Wind Turbine Blade Inspection using Machine Learning for Diagnosis of Structural Faults

Project Description:

This project aims to develop a method for Wind Turbine Blade (WTB) inspection using Machine Learning and Computer Vision, that would allow early detection and diagnosis of structural faults in WTBs, aiding in condition-based maintenance (CBM) in the Offshore Wind (OSW) Industry.

At present, the industry relies on the use of manual inspections of blades for fault detection and diagnosis. The use of drones for inspection has been proven for bridges and dams and is in the process of being implemented in the OSW industry [1]. However, current methods of inspection require huge volumes of data and labour-intensive pre-processing.

This project aims to utilise machine learning methods, to reduce human input required in the detection and diagnosis of faults in WTBs. This will consist of developing a set of novel computer vision algorithms that can achieve high accuracies of fault detection and classification from limited datasets, through few/zero shot learning [2] and physics-based grey-box learning

to introduce prior knowledge into the learning process.

The project will develop a novel framework based on the concept of Trustworthy AI that is suitable and safe for use in critical applications, such as OSW, considering the use of a human-in-the-loop system where human involvement is reduced but not negated. This is aimed to address existing concerns around the reliability and explainability of AI models for critical applications and potentially facilitate uptake in the industry.

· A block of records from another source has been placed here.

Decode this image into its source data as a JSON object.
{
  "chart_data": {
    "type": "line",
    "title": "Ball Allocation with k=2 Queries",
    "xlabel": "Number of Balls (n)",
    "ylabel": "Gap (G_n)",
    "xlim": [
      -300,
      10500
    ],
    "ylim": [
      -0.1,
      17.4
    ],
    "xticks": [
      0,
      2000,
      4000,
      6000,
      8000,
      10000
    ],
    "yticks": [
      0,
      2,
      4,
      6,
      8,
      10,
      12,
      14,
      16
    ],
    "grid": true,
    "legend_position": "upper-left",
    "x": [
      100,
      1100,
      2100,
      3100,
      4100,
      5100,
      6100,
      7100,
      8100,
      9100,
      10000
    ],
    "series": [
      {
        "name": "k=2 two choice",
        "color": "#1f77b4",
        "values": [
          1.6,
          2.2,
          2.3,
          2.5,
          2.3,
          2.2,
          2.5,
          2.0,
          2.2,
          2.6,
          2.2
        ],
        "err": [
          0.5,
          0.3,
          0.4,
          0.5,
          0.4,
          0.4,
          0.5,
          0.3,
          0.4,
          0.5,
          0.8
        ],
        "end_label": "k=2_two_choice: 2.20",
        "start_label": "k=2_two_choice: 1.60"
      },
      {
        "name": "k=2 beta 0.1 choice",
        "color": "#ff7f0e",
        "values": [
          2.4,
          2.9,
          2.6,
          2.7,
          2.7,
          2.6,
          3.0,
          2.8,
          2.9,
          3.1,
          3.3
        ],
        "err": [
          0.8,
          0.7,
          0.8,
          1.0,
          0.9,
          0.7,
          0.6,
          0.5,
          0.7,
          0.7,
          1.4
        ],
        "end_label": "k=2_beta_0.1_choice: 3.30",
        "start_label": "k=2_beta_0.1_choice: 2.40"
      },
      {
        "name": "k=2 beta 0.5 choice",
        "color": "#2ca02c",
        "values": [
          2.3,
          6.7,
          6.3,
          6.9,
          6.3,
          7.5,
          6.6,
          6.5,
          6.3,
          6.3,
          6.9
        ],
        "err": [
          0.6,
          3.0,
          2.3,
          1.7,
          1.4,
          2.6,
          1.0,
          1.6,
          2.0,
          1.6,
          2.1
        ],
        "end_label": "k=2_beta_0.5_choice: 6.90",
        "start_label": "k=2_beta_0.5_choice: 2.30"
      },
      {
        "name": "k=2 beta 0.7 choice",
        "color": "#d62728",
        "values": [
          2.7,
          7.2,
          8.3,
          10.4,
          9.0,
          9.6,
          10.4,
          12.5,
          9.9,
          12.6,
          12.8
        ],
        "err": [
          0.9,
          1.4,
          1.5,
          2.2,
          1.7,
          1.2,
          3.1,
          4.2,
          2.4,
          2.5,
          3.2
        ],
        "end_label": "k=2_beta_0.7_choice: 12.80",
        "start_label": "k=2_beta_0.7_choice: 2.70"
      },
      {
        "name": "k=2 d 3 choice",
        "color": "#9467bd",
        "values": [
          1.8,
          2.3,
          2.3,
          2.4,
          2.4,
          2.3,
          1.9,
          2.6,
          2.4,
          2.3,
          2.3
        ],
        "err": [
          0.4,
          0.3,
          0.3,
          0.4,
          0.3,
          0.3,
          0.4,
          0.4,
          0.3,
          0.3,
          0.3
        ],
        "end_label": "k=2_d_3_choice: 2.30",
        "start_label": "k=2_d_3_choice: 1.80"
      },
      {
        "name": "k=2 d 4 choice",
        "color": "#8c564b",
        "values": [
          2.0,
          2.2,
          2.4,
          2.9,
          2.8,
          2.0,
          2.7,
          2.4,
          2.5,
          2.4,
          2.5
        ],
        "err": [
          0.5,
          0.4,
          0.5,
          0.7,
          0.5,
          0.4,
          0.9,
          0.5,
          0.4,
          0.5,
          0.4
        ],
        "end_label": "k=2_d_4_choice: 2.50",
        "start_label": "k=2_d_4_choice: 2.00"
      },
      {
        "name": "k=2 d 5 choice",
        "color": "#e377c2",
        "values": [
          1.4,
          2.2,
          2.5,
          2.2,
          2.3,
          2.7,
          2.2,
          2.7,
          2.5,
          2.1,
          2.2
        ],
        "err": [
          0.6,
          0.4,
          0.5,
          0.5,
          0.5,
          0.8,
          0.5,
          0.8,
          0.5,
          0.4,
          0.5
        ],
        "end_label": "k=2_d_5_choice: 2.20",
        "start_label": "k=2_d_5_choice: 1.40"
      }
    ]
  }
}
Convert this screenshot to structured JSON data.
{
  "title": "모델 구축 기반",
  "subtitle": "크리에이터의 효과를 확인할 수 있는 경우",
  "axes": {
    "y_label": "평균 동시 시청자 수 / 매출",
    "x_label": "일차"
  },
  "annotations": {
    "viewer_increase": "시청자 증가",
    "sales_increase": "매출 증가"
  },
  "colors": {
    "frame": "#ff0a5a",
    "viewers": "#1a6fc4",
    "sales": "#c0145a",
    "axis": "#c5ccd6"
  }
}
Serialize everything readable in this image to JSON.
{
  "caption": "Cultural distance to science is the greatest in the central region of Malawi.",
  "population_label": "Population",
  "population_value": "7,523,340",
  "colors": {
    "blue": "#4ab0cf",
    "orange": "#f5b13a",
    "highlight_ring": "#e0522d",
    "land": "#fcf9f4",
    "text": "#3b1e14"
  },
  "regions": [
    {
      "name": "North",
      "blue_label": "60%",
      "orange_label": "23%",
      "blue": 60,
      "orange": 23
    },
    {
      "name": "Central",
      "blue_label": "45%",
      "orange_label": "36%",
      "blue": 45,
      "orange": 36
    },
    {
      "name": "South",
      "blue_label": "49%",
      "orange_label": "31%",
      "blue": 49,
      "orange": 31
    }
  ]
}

While this project aims primary to make contributions to fundamental research, as is the nature of a PhD, we will communicate and collaborate with industry throughout, to ensure that the resulting innovation is fit for purpose – tackling the issues of data availability, data quality, and transparency that currently plagues ML-aided condition-based maintenance in the OSW industry [3].

Methodology

Initially, a range of existing approaches, including transfer learning models and few/zero shot models [2] will be evaluated to determine the requirements of a novel system. Tools including SafeML [4] will be applied to the fault detection algorithms to establish a degree of confidence in the reasoning of the algorithms during testing.
Explainable AI principles will be applied using grey-box models [5] that combine prior domain knowledge of physics and environmental conditions faced by turbine blades, with cutting-edge neural image analysis algorithms, such as convolutional neural networks, or vision transformers. We will further consider (deep) reinforcement learning to allow the system to continuously improve over time and learn from human feedback, further increasing the level of human controllability and hence trust.
These methods aim to deliver a reliable decision on the location and type of damage, in order to reduce the level of human input required, allowing supported decision making for O&M planning.
A framework for the application of the techniques developed for industry will also be proposed, based on interaction with stakeholders and industry partners. The framework is intended to be tested on up-to-date inspection data from industry.

References & Further Reading

1. Shihavuddin, A.S.M., Chen, X., Fedorov, V., Christensen, A.N., Riis, N.A.B., Branner, K., Dahl, A.B., and Paulsen, R.R. (2019). Wind Turbine Surface Damage Detection by Deep Learning Aided Drone Inspection Analysis. Energies, 12(4).
2. Sung, F., Yang, Y., Zhang, L., Xiang, T., Torr, P.H.S., Hospedales, T.M. (2018).  Learning to Compare: Relation Network for Few-Shot Learning. Proceedings of the IEEE Conference on Computer Vision and Pattern Recognition (CVPR). 1199-1208
3. Chatterjee, J., & Dethlefs, N. (2021). Scientometric review of artificial intelligence for operations & maintenance of wind turbines: The past, present and future. Renewable & sustainable energy reviews, 144.
4. Aslensefat, K., Sorokos, I., Whiting, D., Kolagari, R.T., Papadopoulos, Y. (2020). SafeML: Safety Monitoring of Machine Learning Classifiers through Statistical Difference Measures. Arxiv, 10.48550/ARXIV.2005.13166.
5. Yang, Z., Eddy, D., Krishnamurty, S., Grosse, I., Denno, P., Lu, Y., Witherell, P. (2017). Investigating Grey-Box Modelling for Predictive Analytics in Smart Manufacturing.